Of every 100,000 persons age 12 or older in the United States, 1100 reported to be a victim of rape in 2014, and the majority of incidents of rape were undisclosed. One out of every 10 rape victims is male. Transgender and gender-nonconforming individuals are at higher risk for sexual assault. One in every six women will be a victim of completed or attempted rape at some time in her life.
What is the behavior of the patient?
Symptoms of dissociation and reexperiencing phenomena after trauma may be associated with behavioral agitation and disorganization, which can endanger patient safety and impede evaluation. Suicidal and homicidal comments and violent behavior may follow from feelings of intense fear, anger, shame, and guilt.
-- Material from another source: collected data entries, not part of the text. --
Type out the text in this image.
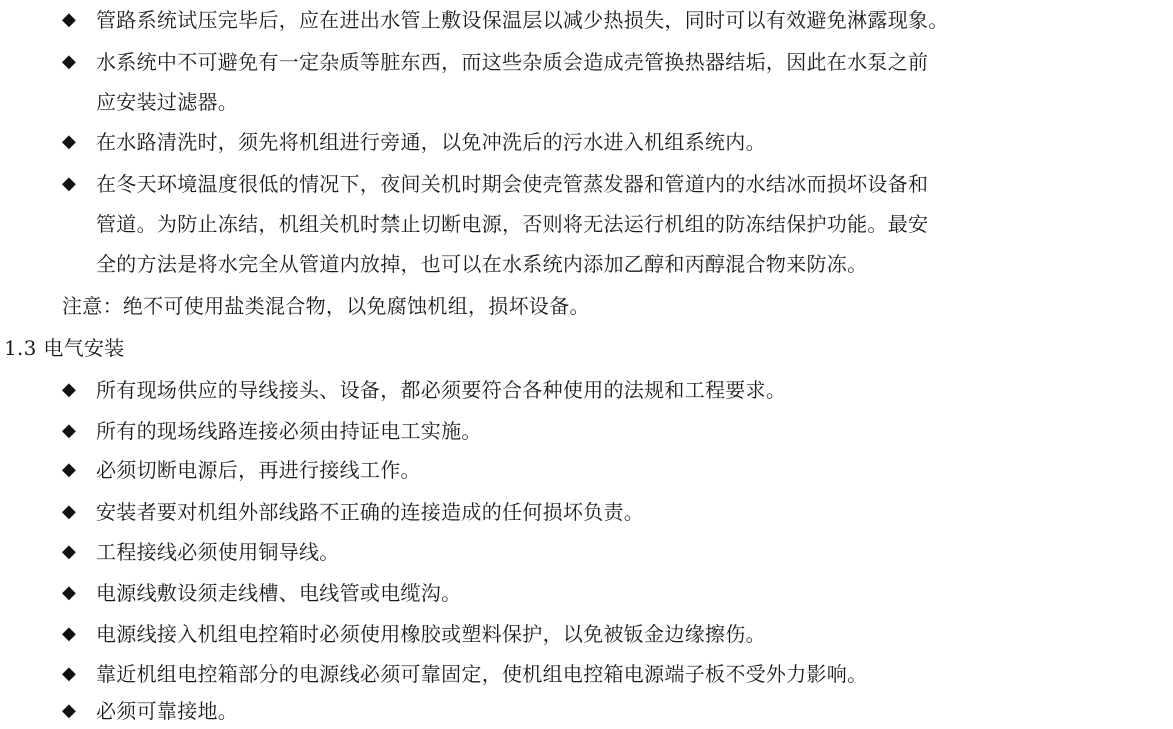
◆ 管路系统试压完毕后，应在进出水管上敷设保温层以减少热损失，同时可以有效避免淋露现象。
◆ 水系统中不可避免有一定杂质等脏东西，而这些杂质会造成壳管换热器结垢，因此在水泵之前
应安装过滤器。
◆ 在水路清洗时，须先将机组进行旁通，以免冲洗后的污水进入机组系统内。
◆ 在冬天环境温度很低的情况下，夜间关机时期会使壳管蒸发器和管道内的水结冰而损坏设备和
管道。为防止冻结，机组关机时禁止切断电源，否则将无法运行机组的防冻结保护功能。最安
全的方法是将水完全从管道内放掉，也可以在水系统内添加乙醇和丙醇混合物来防冻。
注意：绝不可使用盐类混合物，以免腐蚀机组，损坏设备。
1.3 电气安装
◆ 所有现场供应的导线接头、设备，都必须要符合各种使用的法规和工程要求。
◆ 所有的现场线路连接必须由持证电工实施。
◆ 必须切断电源后，再进行接线工作。
◆ 安装者要对机组外部线路不正确的连接造成的任何损坏负责。
◆ 工程接线必须使用铜导线。
◆ 电源线敷设须走线槽、电线管或电缆沟。
◆ 电源线接入机组电控箱时必须使用橡胶或塑料保护，以免被钣金边缘擦伤。
◆ 靠近机组电控箱部分的电源线必须可靠固定，使机组电控箱电源端子板不受外力影响。
◆ 必须可靠接地。
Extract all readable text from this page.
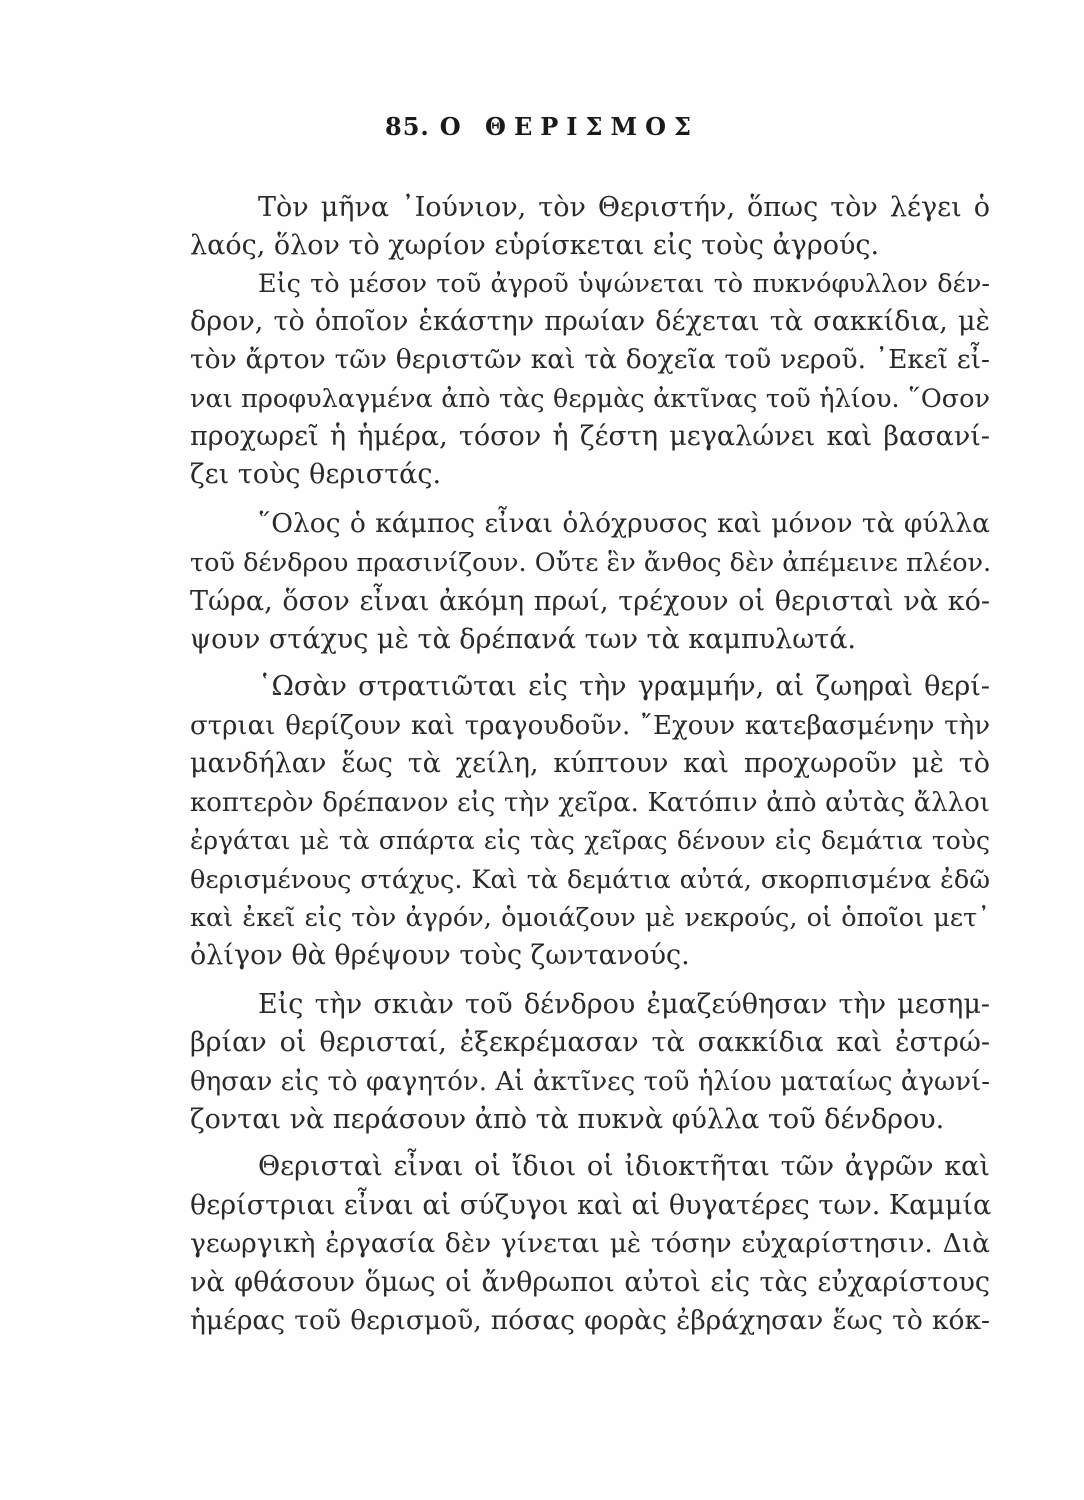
85. Ο ΘΕΡΙΣΜΟΣ
Τὸν μῆνα ᾿Ιούνιον, τὸν Θεριστήν, ὅπως τὸν λέγει ὁ
λαός, ὅλον τὸ χωρίον εὑρίσκεται εἰς τοὺς ἀγρούς.
Εἰς τὸ μέσον τοῦ ἀγροῦ ὑψώνεται τὸ πυκνόφυλλον δέν-
δρον, τὸ ὁποῖον ἑκάστην πρωίαν δέχεται τὰ σακκίδια, μὲ
τὸν ἄρτον τῶν θεριστῶν καὶ τὰ δοχεῖα τοῦ νεροῦ. ᾿Εκεῖ εἶ-
ναι προφυλαγμένα ἀπὸ τὰς θερμὰς ἀκτῖνας τοῦ ἡλίου. ῞Οσον
προχωρεῖ ἡ ἡμέρα, τόσον ἡ ζέστη μεγαλώνει καὶ βασανί-
ζει τοὺς θεριστάς.
῞Ολος ὁ κάμπος εἶναι ὁλόχρυσος καὶ μόνον τὰ φύλλα
τοῦ δένδρου πρασινίζουν. Οὔτε ἓν ἄνθος δὲν ἀπέμεινε πλέον.
Τώρα, ὅσον εἶναι ἀκόμη πρωί, τρέχουν οἱ θερισταὶ νὰ κό-
ψουν στάχυς μὲ τὰ δρέπανά των τὰ καμπυλωτά.
῾Ωσὰν στρατιῶται εἰς τὴν γραμμήν, αἱ ζωηραὶ θερί-
στριαι θερίζουν καὶ τραγουδοῦν. ῎Εχουν κατεβασμένην τὴν
μανδήλαν ἕως τὰ χείλη, κύπτουν καὶ προχωροῦν μὲ τὸ
κοπτερὸν δρέπανον εἰς τὴν χεῖρα. Κατόπιν ἀπὸ αὐτὰς ἄλλοι
ἐργάται μὲ τὰ σπάρτα εἰς τὰς χεῖρας δένουν εἰς δεμάτια τοὺς
θερισμένους στάχυς. Καὶ τὰ δεμάτια αὐτά, σκορπισμένα ἐδῶ
καὶ ἐκεῖ εἰς τὸν ἀγρόν, ὁμοιάζουν μὲ νεκρούς, οἱ ὁποῖοι μετ᾿
ὀλίγον θὰ θρέψουν τοὺς ζωντανούς.
Εἰς τὴν σκιὰν τοῦ δένδρου ἐμαζεύθησαν τὴν μεσημ-
βρίαν οἱ θερισταί, ἐξεκρέμασαν τὰ σακκίδια καὶ ἐστρώ-
θησαν εἰς τὸ φαγητόν. Αἱ ἀκτῖνες τοῦ ἡλίου ματαίως ἀγωνί-
ζονται νὰ περάσουν ἀπὸ τὰ πυκνὰ φύλλα τοῦ δένδρου.
Θερισταὶ εἶναι οἱ ἴδιοι οἱ ἰδιοκτῆται τῶν ἀγρῶν καὶ
θερίστριαι εἶναι αἱ σύζυγοι καὶ αἱ θυγατέρες των. Καμμία
γεωργικὴ ἐργασία δὲν γίνεται μὲ τόσην εὐχαρίστησιν. Διὰ
νὰ φθάσουν ὅμως οἱ ἄνθρωποι αὐτοὶ εἰς τὰς εὐχαρίστους
ἡμέρας τοῦ θερισμοῦ, πόσας φορὰς ἐβράχησαν ἕως τὸ κόκ-
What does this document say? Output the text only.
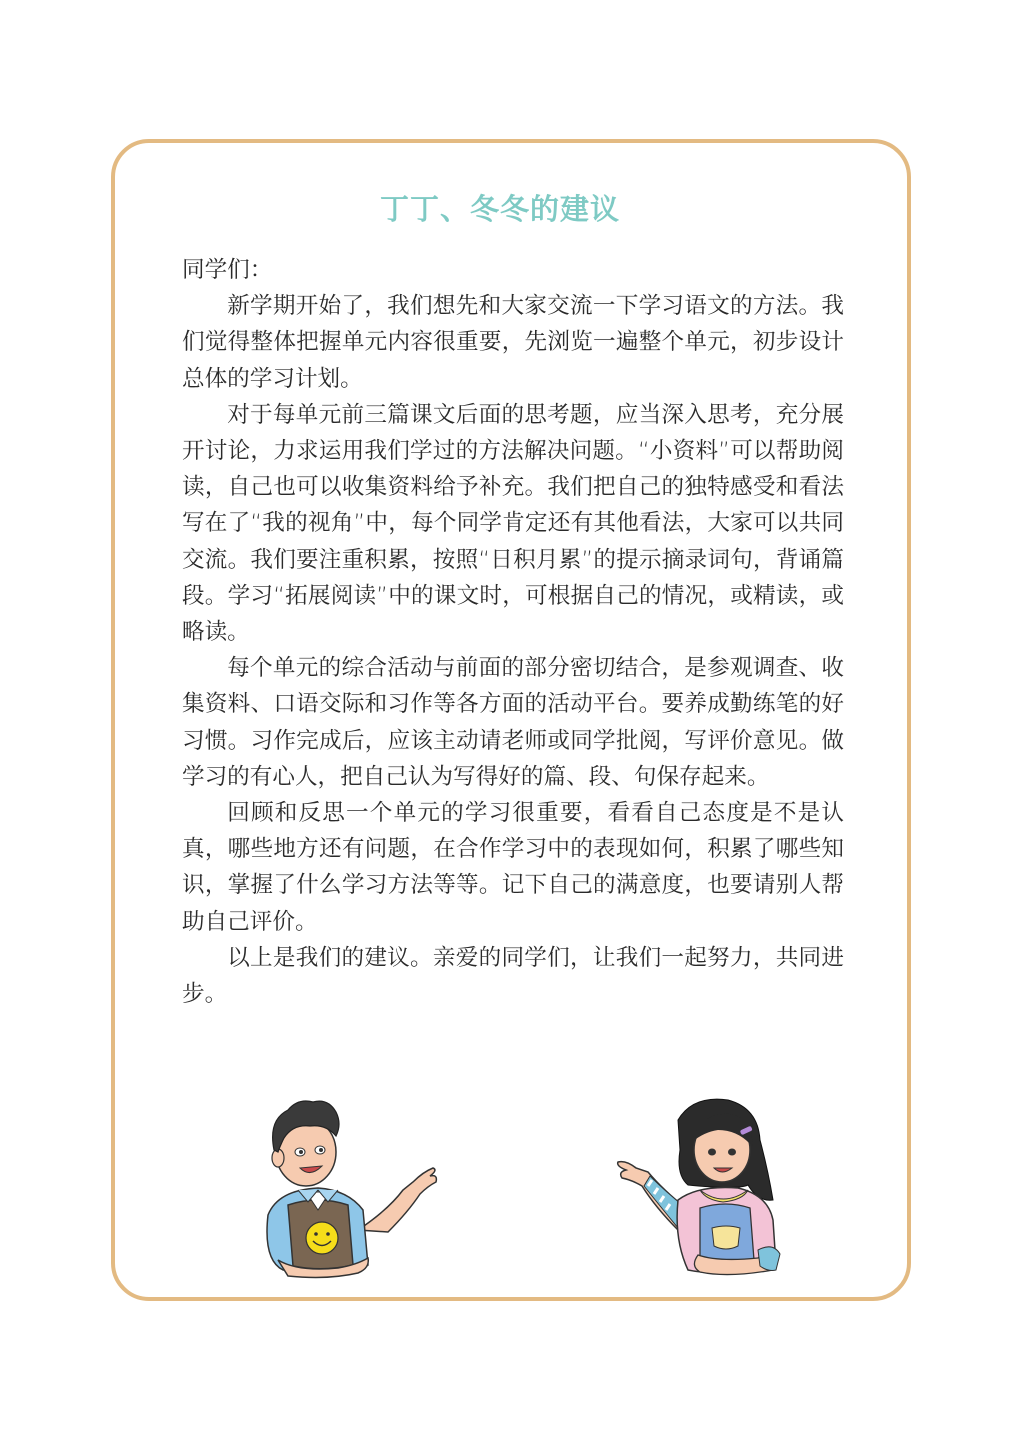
丁丁、冬冬的建议

同学们：

新学期开始了，我们想先和大家交流一下学习语文的方法。我们觉得整体把握单元内容很重要，先浏览一遍整个单元，初步设计总体的学习计划。

对于每单元前三篇课文后面的思考题，应当深入思考，充分展开讨论，力求运用我们学过的方法解决问题。“小资料”可以帮助阅读，自己也可以收集资料给予补充。我们把自己的独特感受和看法写在了“我的视角”中，每个同学肯定还有其他看法，大家可以共同交流。我们要注重积累，按照“日积月累”的提示摘录词句，背诵篇段。学习“拓展阅读”中的课文时，可根据自己的情况，或精读，或略读。

每个单元的综合活动与前面的部分密切结合，是参观调查、收集资料、口语交际和习作等各方面的活动平台。要养成勤练笔的好习惯。习作完成后，应该主动请老师或同学批阅，写评价意见。做学习的有心人，把自己认为写得好的篇、段、句保存起来。

回顾和反思一个单元的学习很重要，看看自己态度是不是认真，哪些地方还有问题，在合作学习中的表现如何，积累了哪些知识，掌握了什么学习方法等等。记下自己的满意度，也要请别人帮助自己评价。

以上是我们的建议。亲爱的同学们，让我们一起努力，共同进步。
What is the patient’s medical status?
Rape is a violent act, and victims require immediate medical evaluation. In addition to assessment of physical trauma, including possible head trauma, evidence of alcohol and drug intoxication or withdrawal should be pursued. Abnormal vital signs may be an unrecognized clue that alcohol or substance use is involved.
Agitated patients may require pharmacologic intervention before the psychiatric consultant is able to arrive if the agitation poses acute risk to self or others. One dose of a benzodiazepine (e.g., lorazepam 1 to 2 mg or diazepam 5 to 10 mg orally or parenterally ) may be useful.
Especially with patients who display poor behavioral control or express feelings of intense distress, including suicidal or homicidal comments, one-to-one observation is prudent until psychiatric evaluation is completed.
Full routine laboratory tests, pregnancy test, and screens for sexually transmitted diseases and indicated radiologic studies should be ordered by the primary team; request urine and blood toxicologic screening, including screening for amnestic “date rape” agents like gamma-hydroxybutyrate (GHB), flunitrazepam (Rohypnol), and ketamine, if it has not been obtained.
“Will arrive in … minutes.”
Acute responses to trauma are conceptualized by Osterman and Chemtob as the three “survival mode” functions. Functions of “fight,” “flight,” and “freeze” generate symptoms of anger, anxiety, and dissociation, respectively. The persistence of these functions and symptoms may contribute to the brief and chronic psychiatric symptomatologies of acute stress and post-traumatic stress disorders. Symptoms of reexperiencing the traumatic event (intrusive thoughts or images, dreams, reliving, distress or physiologic reactivity to external cues), avoidance (of thoughts, activities, memories, relationships, emotions, and expectation of a foreshortened future), hyperarousal (sleep difficulty, irritability, poor concentration, hypervigilance, exaggerated startle), and negative alterations in cognitions and mood (inability to remember totality of trauma, persistent distorted cognitions about cause or consequence of trauma, anhedonia, detachment, persistent negative emotional state) may emerge and persist from 2 to 4 weeks (meeting a diagnosis of acute stress disorder) or greater than 1 month (meeting a diagnosis of post-traumatic stress disorder). These symptoms may also contribute to emerging mood or other anxiety disorders.